The flame had again sunk; no one was seen approaching with fresh combustibles, and the crowd was beginning to feel impatient, when a rumour was spread that at the Cordusio (a small square or cross-way not far distant) they had laid siege to a bake-house. In similar circumstances, the announcement of an event very often produces it. Together with this rumour, a general wish to repair thither gained ground among the multitude: ‘I am going; are you going? Let us go, let us go!’ were heard in every direction; the crowd broke up, were set in motion, and moved on. Renzo remained behind, almost stationary, except when dragged forward by the torrent; and in the mean while held counsel with himself, whether he should make his escape from the stir, and return to the convent in search of Father Bonaventura, or go and see this affray too. Curiosity prevailed. He resolved, however, not to mingle in the thickest of the crowd, at the risk of broken bones, or something worse; but to keep at a distance and watch. Having determined on his plans, and finding himself tolerably unobserved, he took out the second roll, and, biting off a mouthful, moved forward in the rear of the tumultuous body.

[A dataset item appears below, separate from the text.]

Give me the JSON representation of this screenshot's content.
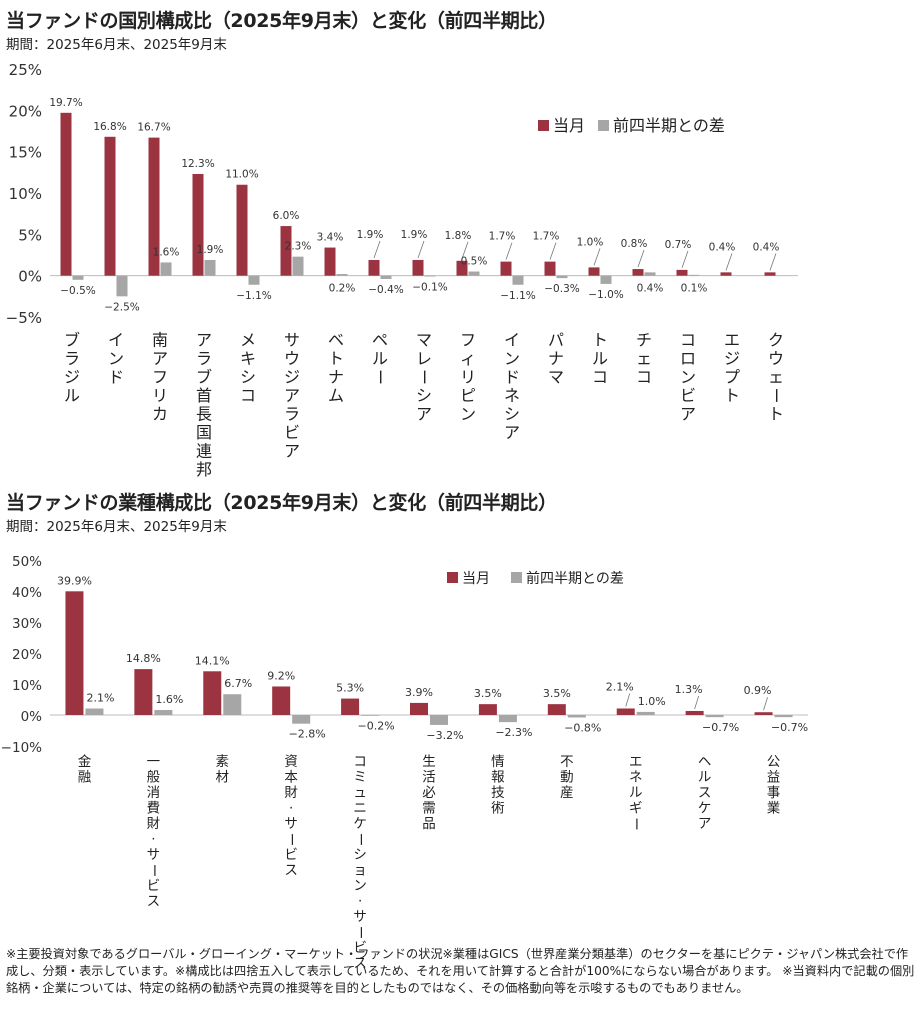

By the outlet at one corner of the square, the multitude had already entered the short and narrow street Pescheria vecchia and thence, through the crooked archway, into the Piazza de’ Mercanti. Very few were there who, in passing the niche which divides, about the centre, the terrace of the edifice then called the College of Doctors, did not cast a slight glance upwards at the great statue that adorns it—at that serious, surly, frowning, morose countenance of Don Filippo II., which, even in marble, enforces a feeling of respect, and seems ready to say, ‘I am here, you rabble!’

This niche is now empty, by a singular accident. About a hundred and seventy years after the events we are now relating, one morning, the head of the statue that stood there was exchanged, the sceptre was taken out of his hand, and a dagger placed there instead, and on his statue was inscribed the name of Marcus Brutus. Thus adorned, it remained, perhaps, a couple of years; but, one morning, some persons who had no sympathies with Marcus Brutus, and who must even have borne him a secret grudge, threw a rope around the statue, tore it down, and bestowed upon it a hundred injuries; thus mangled, and reduced to a shapeless trunk, they dragged it along, with a profuse accompaniment of epithets, through the streets, and when they were well tired, threw it—no one knows where. Who would have foretold this to Andrea Biffi, when he sculptured it?

From the square of the Mercanti the clamorous multitude turned into the by-street de’ Fustagnai, whence they poured into the Cordusio. Every one, immediately on entering the square, turned their eyes towards the bake-house that had been indicated to them. But, instead of the crowd of friends whom they expected to find already at work, they saw only a few, irresolutely hovering about at some distance from the shop, which was fastened up, and protected by armed men at the windows, who gave tokens of a determination to defend themselves in case of need. They, therefore, turned back and paused, to inform those who were coming up, and see what course the others would wish to take; some returned, or remained behind. There was a general retreat and detention, asking and answering of questions, a kind of stagnation, sighs of irresolution, then a general murmur of consultation. At this moment an ill-omened voice was heard in the midst of the crowd: ‘The house of the superintendent of provisions is close by; let us go and get justice, and lay siege to it.’ It seemed rather the common recollection of an agreement already concluded, than the acceptance of a proposal. ‘To the superintendent’s! to the superintendent’s! was the only cry that could be heard. The crowd moved forward with unanimous fury towards the street where the house, named at such an ill-fated moment, was situated.